Other than us, do any other creatures tell stories? I doubt it. Maybe dolphins do, but it’s hard to imagine a dolphin going into a big underwater studio and clicking, “picture this, a troubled child summons the courage to help a friendly alien escape Earth and return to his home world.” Stories are great. They make us as human as empathy or poetry, and we’ve been churning them out since forever — take Gilgamesh the Epic Poem written 4000 years ago (spoiler alert: long-winded, hard to follow, and in a dead language).
Stories are so universally loved, we consume them greedily all day, as news, tweets, whispered gossip, TikToks, box sets, documentaries, recipes — the list is endless. Advertising, no surprise here, relies heavily on the art of storytelling. And whatever you’re selling, whether it’s a reason to change behaviour, to sign a petition, or buy some booze — if you tell the right story well — even if it’s just a few words and a picture — you’re doing a good job. Storytelling is, after all, entertainment, and if you entertain, you engage.
The human demand for stories never wanes
The human demand for stories has never waned, but how we consume stories has evolved, fragmented and turned into many different formats. Some of the old favourites live on and are as popular as ever. But people have moved with technology to develop new kinds of storytelling. This is not just about “thumb-stopping” content, a phrase that’s been around for many years. We now see collaborative storytelling, created in stages by people who don’t even know each other, it’s unplanned and often surreal. It’s also reactive and hyper-relevant to the now. You can jump onto the latest thing, take the Oscar ‘slap’ or the Depp v. Heard trial and one moment you’re on it, next, you’re exposed as being too late to the party. The expiration date of content is getting much shorter.

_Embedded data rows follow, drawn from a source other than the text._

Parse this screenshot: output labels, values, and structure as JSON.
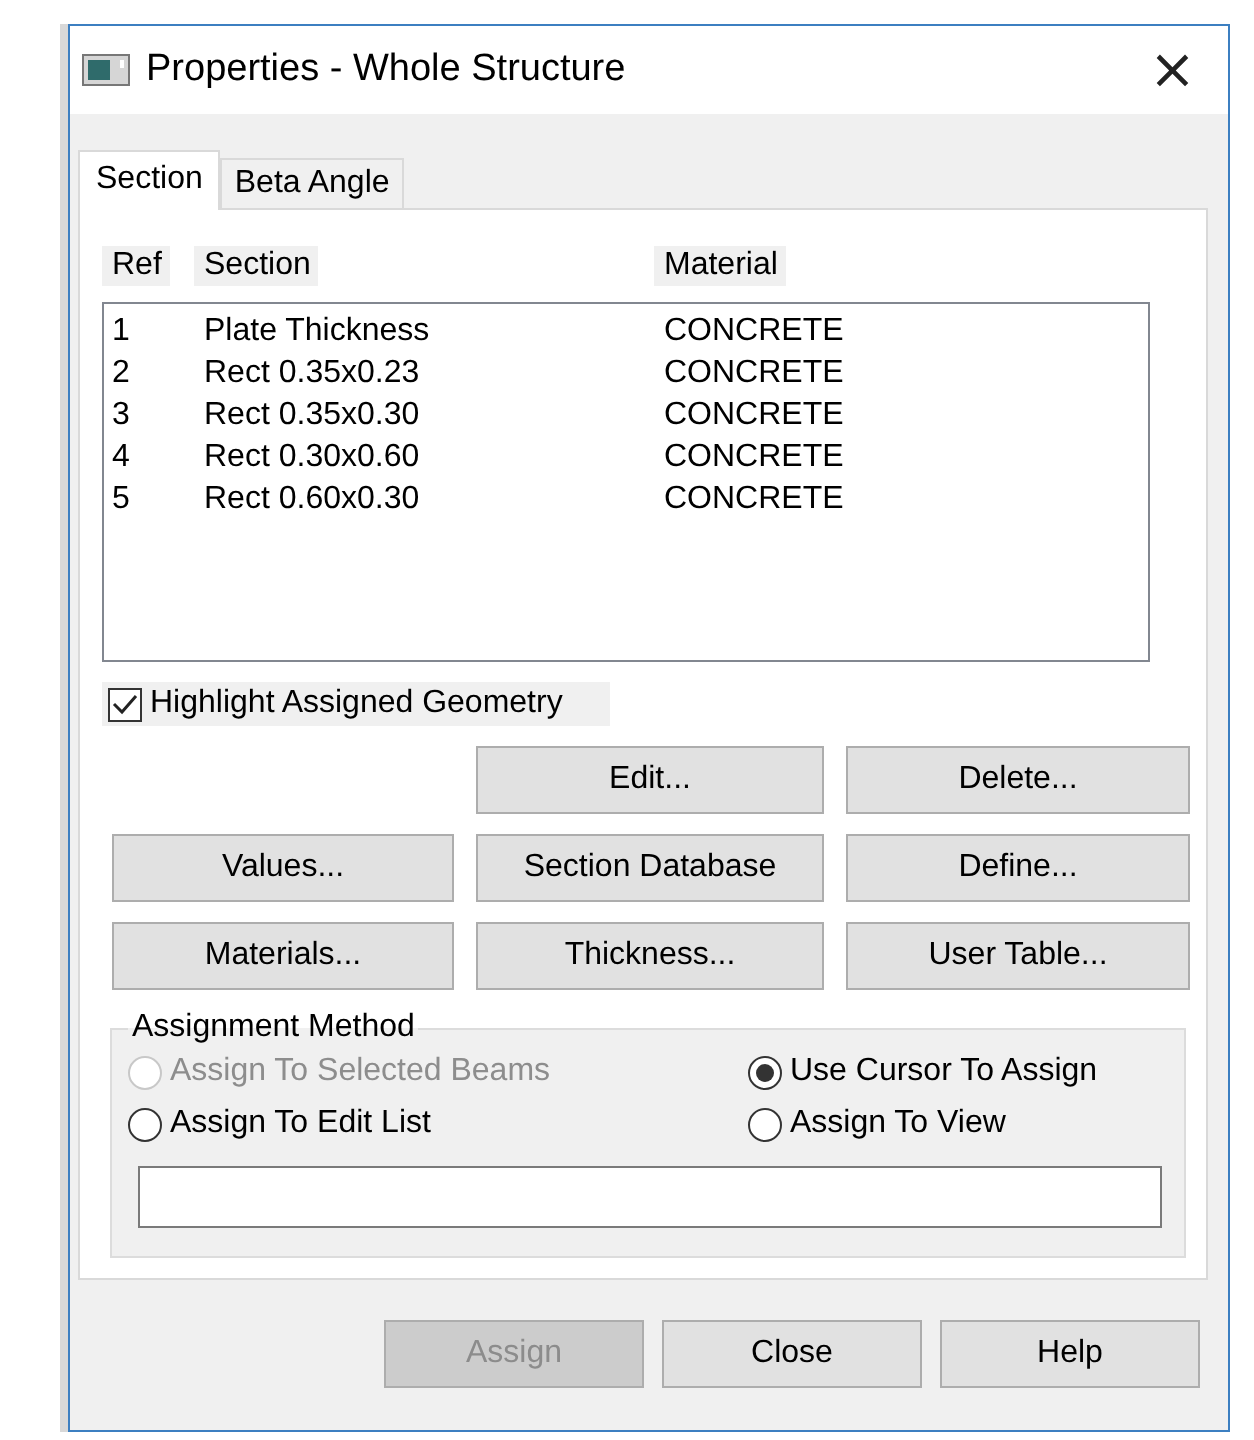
{
  "window": {
    "title": "Properties - Whole Structure",
    "close": "×"
  },
  "tabs": [
    {
      "label": "Section",
      "selected": true
    },
    {
      "label": "Beta Angle",
      "selected": false
    }
  ],
  "table": {
    "columns": [
      "Ref",
      "Section",
      "Material"
    ],
    "rows": [
      [
        "1",
        "Plate Thickness",
        "CONCRETE"
      ],
      [
        "2",
        "Rect 0.35x0.23",
        "CONCRETE"
      ],
      [
        "3",
        "Rect 0.35x0.30",
        "CONCRETE"
      ],
      [
        "4",
        "Rect 0.30x0.60",
        "CONCRETE"
      ],
      [
        "5",
        "Rect 0.60x0.30",
        "CONCRETE"
      ]
    ]
  },
  "highlight": {
    "label": "Highlight Assigned Geometry",
    "checked": true
  },
  "buttons": [
    [
      {
        "label": "Edit..."
      },
      {
        "label": "Delete..."
      }
    ],
    [
      {
        "label": "Values..."
      },
      {
        "label": "Section Database"
      },
      {
        "label": "Define..."
      }
    ],
    [
      {
        "label": "Materials..."
      },
      {
        "label": "Thickness..."
      },
      {
        "label": "User Table..."
      }
    ]
  ],
  "assignment": {
    "title": "Assignment Method",
    "options": [
      {
        "label": "Assign To Selected Beams",
        "selected": false,
        "disabled": true
      },
      {
        "label": "Use Cursor To Assign",
        "selected": true,
        "disabled": false
      },
      {
        "label": "Assign To Edit List",
        "selected": false,
        "disabled": false
      },
      {
        "label": "Assign To View",
        "selected": false,
        "disabled": false
      }
    ]
  },
  "footer": [
    {
      "label": "Assign",
      "disabled": true
    },
    {
      "label": "Close",
      "disabled": false
    },
    {
      "label": "Help",
      "disabled": false
    }
  ]
}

Alec Carluen, our Senior Social Creative immerses himself in this world, and uses it to inspire and develop culturally relevant ideas for our clients. This kind of content plays out most commonly on Twitter and TikTok which have given birth to a type of random storytelling where you can pick up on someone else’s narrative, apply your own context and make it even more engaging. Alec describes this as a shift from “format to free-for-all”, which I think is great way of putting it. Essentially people can keep piling on and adding their own twist to the story. It would drive screenwriting guru Robert McKee to madness, but maybe he’d calm down if he could see that there are still some rules lurking in there somewhere. Basically, it’s like the classic game “Consequences”.
So context is often key with bite-sized storytelling. It’s also a clever way to educate and build relatability. Some Asian-American TikTok creators are using food preparation to spread cross-cultural understanding. Joanne Molinaro aka The Korean Vegan (above) tells vulnerable stories of love, racism, familial trauma and heartbreak, while preparing mouth-watering dishes. It’s an unusual combination, but one that works so well that she has three million followers on TikTok alone.
Movies are still popular, but no longer are they the pinnacle of popular storytelling. That’s been taken over by the boxset — unthinkable ten years ago. TV is the new apex — people commit hours and hours to drama, true crime, or reality talent shows. And then, unfortunately for our industry, commit rather less attention to a six second pre-roll. The good news is, to grab attention, you just need deploy the great art of storytelling, and remind yourself that if you’d enjoy watching it, your audience probably will too (unless the only thing you enjoy watching is Midsomer Murders, in which case, delegate).